The Liberals threw fresh fuel on that fire with their exemption for home heating oil. It was a stunning admission, as the Conservatives have long argued, that the carbon price comes at an unacceptable cost to household affordability. And in voting with the Conservatives to extend the exemption, the NDP further corroborated that narrative.

And that’s what’s so dangerous about all of this. A political consensus is emerging that climate policy is not compatible with a fair and prosperous economy — and even more insidiously, that climate policy is responsible for our economic troubles — which puts Canada’s broader efforts to tackle the climate crisis at grave risk.

The truth is, we can continue to phase out the production and consumption of fossil fuels, whether through carbon pricing or other policies, without putting an undue burden on low-income households. In fact, moving from oil and gas to electricity generally saves households money.

Instead of trying to score political points, federal politicians should tell us how they plan to unleash the affordability benefits of climate action.

In addition, we need our politicians to keep their eyes on the prize of reducing emissions. A political narrative that foregrounds the inconveniences of transitioning away from fossil fuels — as so many of these recurring debates about carbon pricing seem to do — leaves us blind to the rising costs of a heating planet.
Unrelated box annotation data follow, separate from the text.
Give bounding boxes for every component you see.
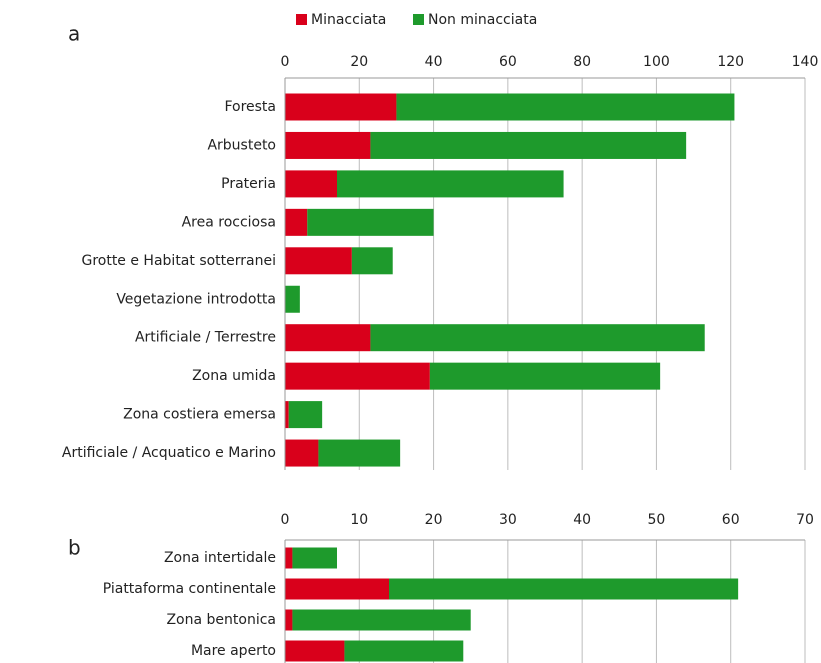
bar xyxy=(292,609,471,631)
x-tick-label: 60 xyxy=(499,54,517,70)
y-tick-label: Zona umida xyxy=(192,368,276,384)
y-tick-label: Grotte e Habitat sotterranei xyxy=(81,253,276,269)
x-tick-label: 70 xyxy=(796,512,814,528)
panel-label: b xyxy=(68,536,81,560)
x-tick-label: 100 xyxy=(643,54,670,70)
bar xyxy=(285,362,430,390)
bar xyxy=(307,208,434,236)
x-tick-label: 30 xyxy=(499,512,517,528)
y-tick-label: Artificiale / Terrestre xyxy=(135,330,276,346)
bar xyxy=(285,170,337,198)
legend-swatch xyxy=(413,14,424,25)
bar xyxy=(285,578,389,600)
legend-swatch xyxy=(296,14,307,25)
y-tick-label: Vegetazione introdotta xyxy=(116,291,276,307)
y-tick-label: Arbusteto xyxy=(207,137,276,153)
bar xyxy=(285,208,308,236)
bar xyxy=(396,93,735,121)
bar xyxy=(285,547,293,569)
y-tick-label: Prateria xyxy=(221,176,276,192)
bar xyxy=(285,93,397,121)
bar xyxy=(285,247,352,275)
bar xyxy=(285,324,371,352)
bar xyxy=(370,131,687,159)
bar xyxy=(389,578,739,600)
x-tick-label: 40 xyxy=(425,54,443,70)
bar xyxy=(285,131,371,159)
x-tick-label: 120 xyxy=(717,54,744,70)
bar xyxy=(429,362,661,390)
y-tick-label: Artificiale / Acquatico e Marino xyxy=(62,445,276,461)
x-tick-label: 50 xyxy=(648,512,666,528)
y-tick-label: Zona bentonica xyxy=(166,612,276,628)
bar xyxy=(285,285,300,313)
x-tick-label: 80 xyxy=(573,54,591,70)
y-tick-label: Area rocciosa xyxy=(182,214,276,230)
bar xyxy=(337,170,564,198)
bar xyxy=(285,439,319,467)
y-tick-label: Zona costiera emersa xyxy=(123,407,276,423)
bar xyxy=(351,247,393,275)
bar xyxy=(318,439,401,467)
bar xyxy=(285,640,345,662)
panel-label: a xyxy=(68,22,80,46)
x-tick-label: 0 xyxy=(281,512,290,528)
y-tick-label: Mare aperto xyxy=(191,643,276,659)
bar xyxy=(292,547,337,569)
bar xyxy=(285,609,293,631)
bar xyxy=(344,640,464,662)
y-tick-label: Zona intertidale xyxy=(164,550,276,566)
x-tick-label: 60 xyxy=(722,512,740,528)
bar xyxy=(285,401,289,429)
legend-label: Non minacciata xyxy=(428,12,537,28)
legend-label: Minacciata xyxy=(311,12,386,28)
x-tick-label: 10 xyxy=(350,512,368,528)
x-tick-label: 0 xyxy=(281,54,290,70)
x-tick-label: 20 xyxy=(425,512,443,528)
bar xyxy=(288,401,323,429)
bar xyxy=(370,324,705,352)
x-tick-label: 40 xyxy=(573,512,591,528)
x-tick-label: 140 xyxy=(792,54,819,70)
x-tick-label: 20 xyxy=(350,54,368,70)
y-tick-label: Foresta xyxy=(224,99,276,115)
y-tick-label: Piattaforma continentale xyxy=(103,581,276,597)
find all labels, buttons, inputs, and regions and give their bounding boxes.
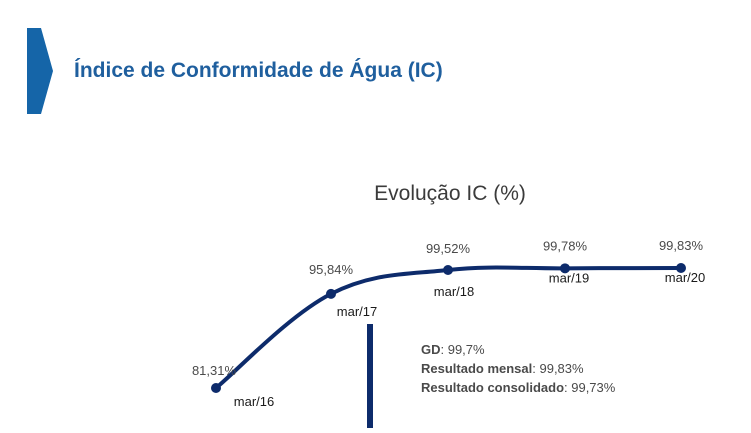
category-label-3: mar/18 xyxy=(434,284,474,299)
value-label-4: 99,78% xyxy=(543,238,588,253)
data-point-5 xyxy=(676,263,686,273)
category-label-4: mar/19 xyxy=(549,270,589,285)
summary-gd-value: : 99,7% xyxy=(440,342,485,357)
summary-gd-key: GD xyxy=(421,342,441,357)
data-point-3 xyxy=(443,265,453,276)
summary-monthly: Resultado mensal: 99,83% xyxy=(421,359,615,378)
summary-consolidated-value: : 99,73% xyxy=(564,380,616,395)
page-title: Índice de Conformidade de Água (IC) xyxy=(74,59,443,82)
category-label-2: mar/17 xyxy=(337,304,377,319)
divider-bar xyxy=(367,324,373,428)
data-point-1 xyxy=(211,383,221,393)
data-points: 81,31% mar/16 95,84% mar/17 99,52% mar/18 99,7… xyxy=(192,238,705,409)
value-label-2: 95,84% xyxy=(309,262,354,277)
value-label-1: 81,31% xyxy=(192,363,237,378)
summary-consolidated-key: Resultado consolidado xyxy=(421,380,565,395)
summary-monthly-value: : 99,83% xyxy=(532,361,584,376)
summary-gd: GD: 99,7% xyxy=(421,340,615,359)
chart-title: Evolução IC (%) xyxy=(374,182,526,205)
summary-monthly-key: Resultado mensal xyxy=(421,361,533,376)
category-label-1: mar/16 xyxy=(234,394,274,409)
summary-consolidated: Resultado consolidado: 99,73% xyxy=(421,378,615,397)
value-label-3: 99,52% xyxy=(426,241,471,256)
data-point-4 xyxy=(560,263,570,274)
series-line xyxy=(214,265,683,390)
value-label-5: 99,83% xyxy=(659,238,704,253)
category-label-5: mar/20 xyxy=(665,270,705,285)
data-point-2 xyxy=(326,288,336,299)
summary-box: GD: 99,7% Resultado mensal: 99,83% Resul… xyxy=(421,340,615,397)
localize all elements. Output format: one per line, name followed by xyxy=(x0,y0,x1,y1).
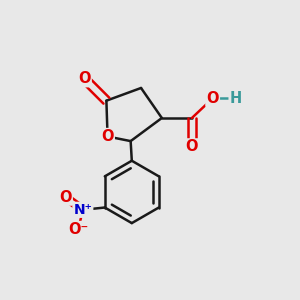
Text: O⁻: O⁻ xyxy=(68,222,88,237)
Text: O: O xyxy=(59,190,72,205)
Text: O: O xyxy=(78,71,91,86)
Text: O: O xyxy=(186,140,198,154)
Text: O: O xyxy=(206,91,219,106)
Text: O: O xyxy=(101,129,114,144)
Text: H: H xyxy=(230,91,242,106)
Text: N⁺: N⁺ xyxy=(74,203,92,217)
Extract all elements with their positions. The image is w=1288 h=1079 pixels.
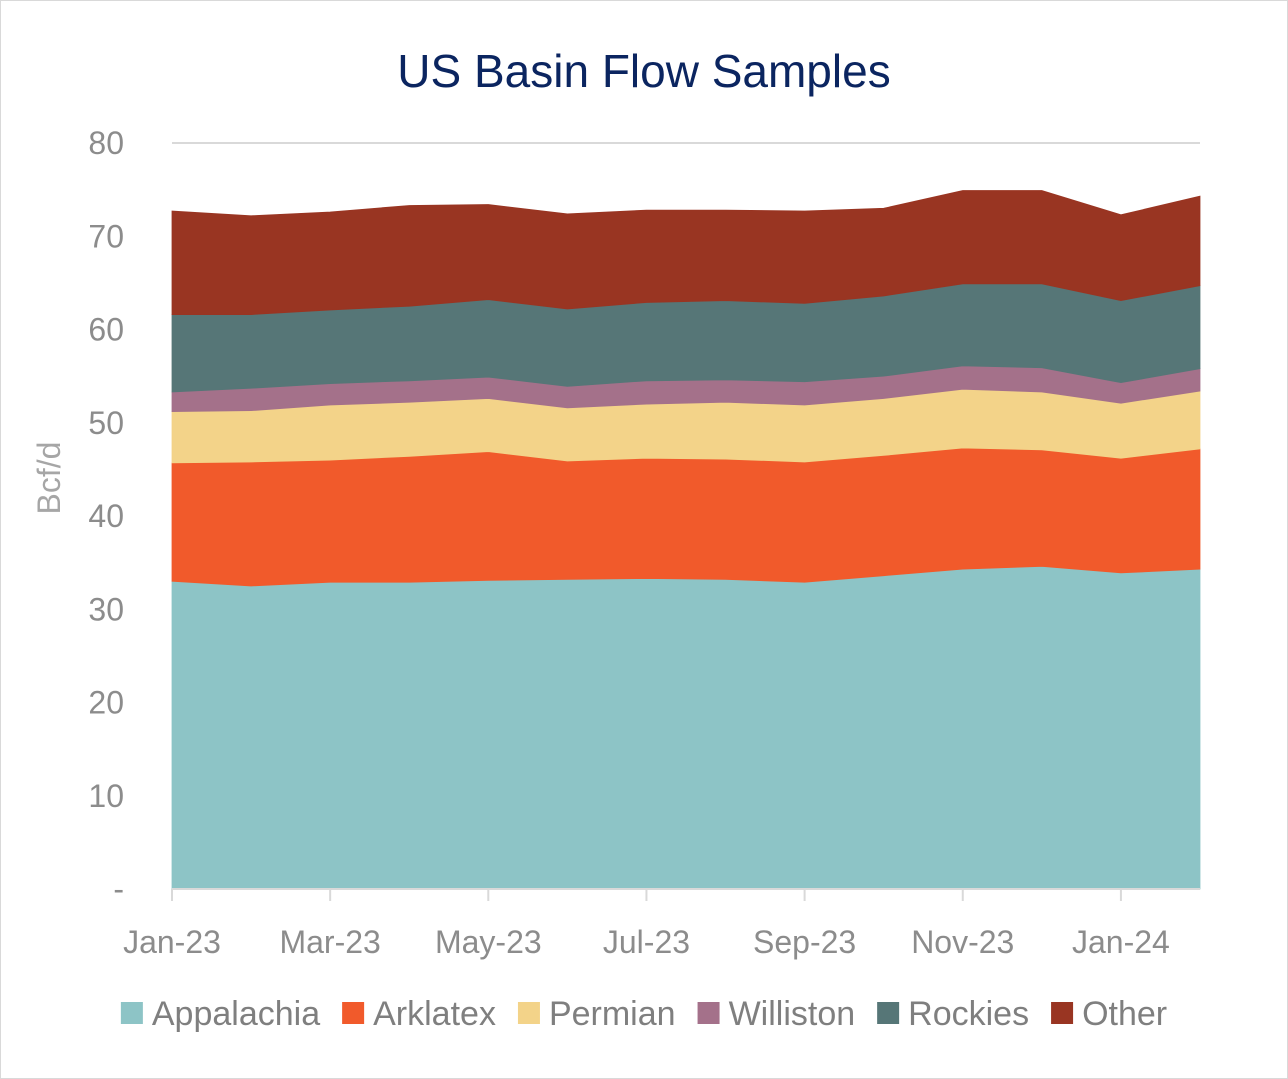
y-tick-label: 50 [88, 405, 124, 441]
x-tick-label: Sep-23 [753, 924, 856, 960]
x-axis-ticks: Jan-23 Mar-23 May-23 Jul-23 Sep-23 Nov-23 Jan-… [123, 889, 1170, 960]
legend-item-permian: Permian [517, 995, 676, 1033]
legend-item-other: Other [1051, 995, 1167, 1033]
x-tick-label: Mar-23 [279, 924, 380, 960]
y-tick-label: - [113, 871, 124, 907]
legend: Appalachia Arklatex Permian Williston Rockie… [120, 995, 1167, 1033]
y-axis-ticks: - 10 20 30 40 50 60 70 80 [88, 125, 124, 907]
y-tick-label: 20 [88, 685, 124, 721]
legend-item-arklatex: Arklatex [342, 995, 496, 1033]
legend-swatch [517, 1002, 540, 1024]
y-axis-label: Bcf/d [31, 442, 67, 515]
y-tick-label: 10 [88, 778, 124, 814]
y-tick-label: 70 [88, 218, 124, 254]
x-tick-label: Nov-23 [911, 924, 1014, 960]
chart-title: US Basin Flow Samples [397, 45, 891, 97]
legend-swatch [120, 1002, 143, 1024]
x-tick-label: Jan-24 [1072, 924, 1170, 960]
legend-label: Williston [729, 995, 856, 1033]
x-tick-label: Jan-23 [123, 924, 221, 960]
legend-label: Appalachia [152, 995, 320, 1033]
legend-item-rockies: Rockies [877, 995, 1029, 1033]
x-tick-label: Jul-23 [603, 924, 690, 960]
area-appalachia [171, 565, 1201, 890]
legend-label: Rockies [908, 995, 1029, 1033]
y-tick-label: 80 [88, 125, 124, 161]
y-tick-label: 60 [88, 312, 124, 348]
area-series-layer [171, 190, 1201, 890]
legend-label: Other [1082, 995, 1167, 1033]
area-other [171, 190, 1201, 315]
y-tick-label: 30 [88, 591, 124, 627]
legend-swatch [342, 1002, 365, 1024]
x-tick-label: May-23 [435, 924, 542, 960]
legend-swatch [877, 1002, 900, 1024]
legend-swatch [1051, 1002, 1074, 1024]
legend-swatch [697, 1002, 720, 1024]
y-tick-label: 40 [88, 498, 124, 534]
legend-item-appalachia: Appalachia [120, 995, 320, 1033]
legend-item-williston: Williston [697, 995, 856, 1033]
legend-label: Permian [549, 995, 676, 1033]
area-arklatex [171, 447, 1201, 587]
legend-label: Arklatex [373, 995, 496, 1033]
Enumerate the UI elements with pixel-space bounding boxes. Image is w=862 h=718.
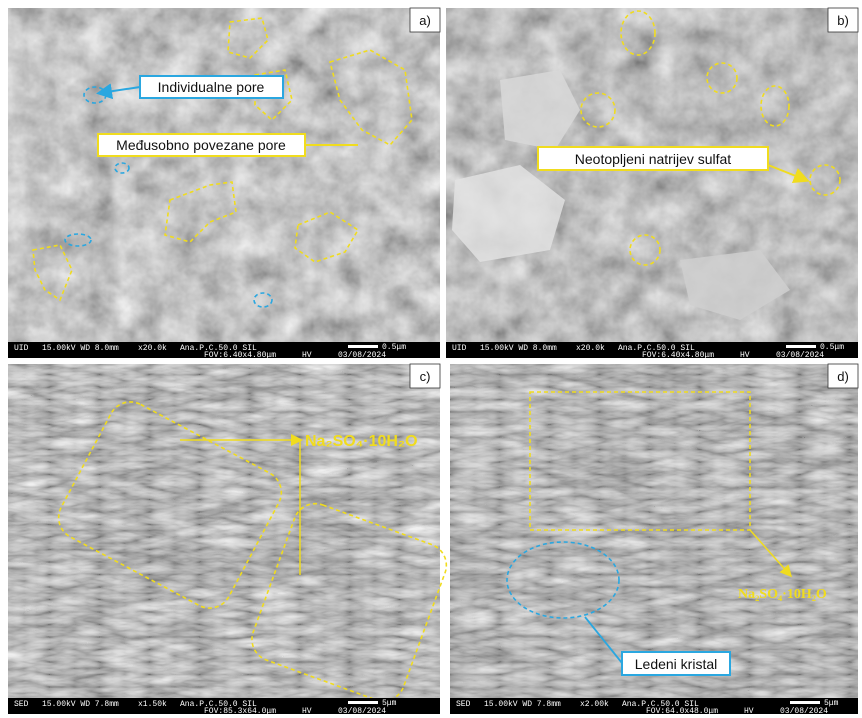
annotation: Međusobno povezane pore — [116, 137, 286, 153]
info-hv: HV — [302, 707, 312, 716]
info-hv: HV — [744, 707, 754, 716]
crystal — [680, 250, 790, 320]
info-bar — [446, 342, 858, 358]
info-hv: HV — [740, 351, 750, 360]
region-outline — [529, 391, 751, 531]
info-scale: 5μm — [824, 699, 839, 708]
particle-outlines — [580, 10, 841, 266]
panel-label: d) — [837, 369, 849, 384]
info-scale: 0.5μm — [382, 343, 406, 352]
info-hv: HV — [302, 351, 312, 360]
info-name: Ana.P.C.50.0 SIL — [622, 700, 699, 709]
region-outline — [57, 401, 283, 609]
crystal — [500, 70, 580, 150]
annotation-box — [139, 75, 284, 99]
annotation: Neotopljeni natrijev sulfat — [575, 151, 732, 167]
panel-label: b) — [837, 13, 849, 28]
crystal — [452, 165, 565, 262]
panel: Individualne pore Međusobno povezane por… — [8, 8, 440, 358]
scale-bar — [348, 701, 378, 704]
region-outline — [251, 502, 448, 702]
info-fov: FOV:85.3x64.0μm — [204, 707, 276, 716]
info-params: 15.00kV WD 7.8mm — [484, 700, 561, 709]
panel-label: a) — [419, 13, 431, 28]
info-date: 03/08/2024 — [776, 351, 824, 360]
arrow — [749, 529, 792, 578]
info-scale: 0.5μm — [820, 343, 844, 352]
panel: Neotopljeni natrijev sulfat — [446, 8, 858, 358]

The bottom line is that the costs posed by climate change in the long term should worry us far more than the costs posed by climate policies in the short term.

To move forward, we need a narrative that pairs affordability and prosperity with a coherent vision for the net-zero economy. Offering subsidies for household fossil fuel use — which the Liberals, Conservatives and NDP have now all backed in one form or another — is not that solution.

To its credit, the government’s program to subsidize oil to heat pump conversions for low-income households is a step in that direction, but it is too limited. Low-income households across the country need financial support to retrofit their homes regardless of their current heating source.

And it’s not just about home heating. A lack of investment in public transit systems, for example, disproportionately hurts low-income households while pushing more people into emissions-intensive personal vehicles.

A lack of non-market housing in our cities similarly comes at the expense of the poorest households while promoting environmentally destructive sprawl. Not to mention the health effects of fossil fuel pollution that disproportionately affect marginalized groups in low-income communities.

In each of these areas and others, there are solutions that can make life better for people today while also pushing down emissions over the long term. As an added bonus, these kinds of highly visible public solutions are far more politically popular than technocratic regulations or consumer-facing fees.

Carbon pricing still has a role to play in all this, but it deserves far less attention than it receives. It’s time to relegate carbon pricing to an appropriate place in the climate policy discourse and refocus on the big ideas that will build a more prosperous and sustainable economy for everyone.